Soukaïna SKALLI est une jeune journaliste.
Elle tient également un site personnel, “Choofmedia”.
Cet automne elle sera invitée par Nova Villa autour de notre projet “éducation aux médias”.

 

Mon cher papa,

Je t’avoue qu’en réfléchissant à mon destinataire, je n’ai pas pensé directement à toi. Je cherchais probablement un destinataire impersonnel, qu’on ne pourrait reconnaître à travers mes mots. Pourtant, aujourd’hui, plus que jamais, c’est à toi que je veux adresser cette lettre. Cela fait bientôt deux mois que le confinement nous a permis, dans un sens de nous retrouver de nouveau, tous en famille. Bien que je sois partie du cocon familial il y a près d’un an, nos appels et messages permanents nous permettent de savoir en temps et en heure ce que l’un a déjeuné à midi, ou ce que l’autre a fait de son après-midi. J’ai toujours été très proche de toi et écouté attentivement les grandes histoires de ta vie, qu’elles soient touchantes ou drôles. Pourtant, les instants où tu me parles de ta jeunesse sont rares.

Je crois que je connais déjà un peu ton histoire, et que je l’ai embellie par endroits, pour te glorifier. Quand je parle de toi, je parle de celui qui a quitté son pays pour subvenir aux besoins de sa famille. Je dresse spontanément le portrait d’un héros, à l’ascension sociale notable, qui a transcendé le déterminisme social et qui, finalement, a réussi sa vie. Mais je ne t’ai jamais demandé ce que ça tu as ressenti en tout quittant à 24 ans, l’âge que j’ai à peu près aujourd’hui.

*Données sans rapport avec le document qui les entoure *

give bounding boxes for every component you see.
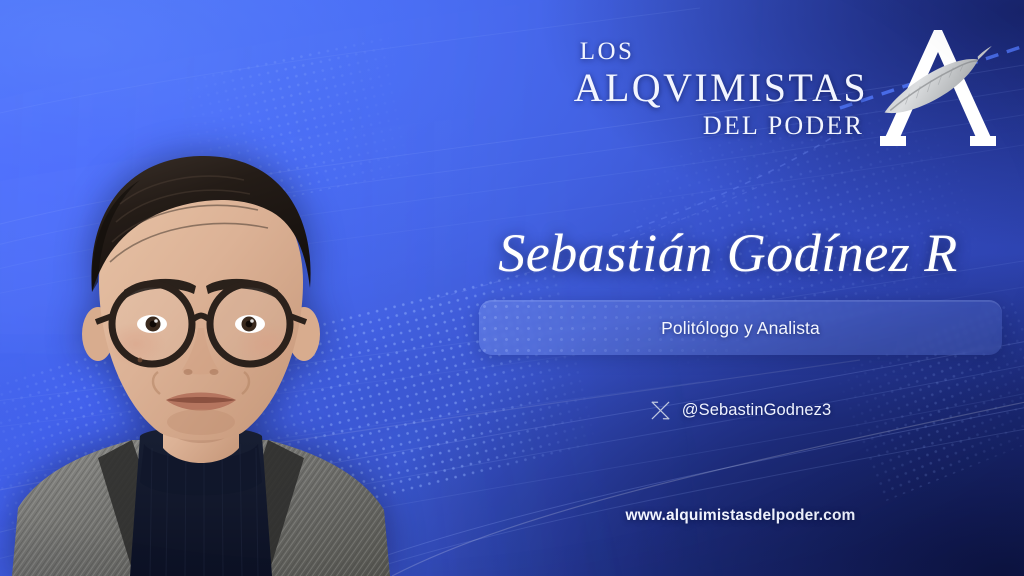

Alors, après avoir réfléchi à un projet professionnel, je me suis dit qu’il était temps que les gens – et par les gens j’entends d’illustres inconnus – te connaissent comme moi je te connais. Moi qui pensais en savoir beaucoup, j’ai été très émue d’apprendre une partie de tes aspirations passées. Hier soir, tu m’as révélé que tes convictions politiques et tes valeurs humanistes t’ont poussé à défendre le droit de ceux, qui comme toi, vivaient en Espagne en étant dénués de considération. Tu t’es battu pour le droit de tes pairs, grâce à des manifestations culturelles mais également grâce à des actions politiques, comme des grèves de la faim ou des marches contre le racisme.

C’est fou, en y repensant, qu’à l’âge que j’ai aujourd’hui, tu foulais le pavé pour défendre tes droits, tout en devenant le soutien de ta famille au Maroc. Le soutien au moment des mariages, des baptêmes et des enterrements. Je ne me suis jamais demandé ce que ça pouvait faire de quitter son pays, en étant le dernier de la fratrie et atterrir dans un pays où la langue, les coutumes et les habitudes sont totalement opposés à ton pays natal. Et commencer de zéro. Ce zéro, je crois que pour moi, il veut tout dire et rien dire. Dans mon cas, zéro signifie se forger une identité plurielle, revendiquer ses combats idéologiques. Pour toi papa, ce zéro symbolise quelque chose de plus concret, je suppose. C’est savoir se débrouiller dans la vie de tous les jours, pour acheter de quoi manger, se débrouiller pour chercher du travail, sans parler un mot de la langue. C’est mettre ses grandes ambitions de côté. Mais tu m’as appris quelque chose hier soir. Nul de besoin de te regarder avec des yeux de compassion. Ton histoire est commune à beaucoup de nos papas, qui comme toi, ont traversé la Méditerranée pour une meilleure vie. Ton histoire, ton héritage, tes combats, on les porte aujourd’hui, moi, et beaucoup de ceux qui ont un papa comme toi.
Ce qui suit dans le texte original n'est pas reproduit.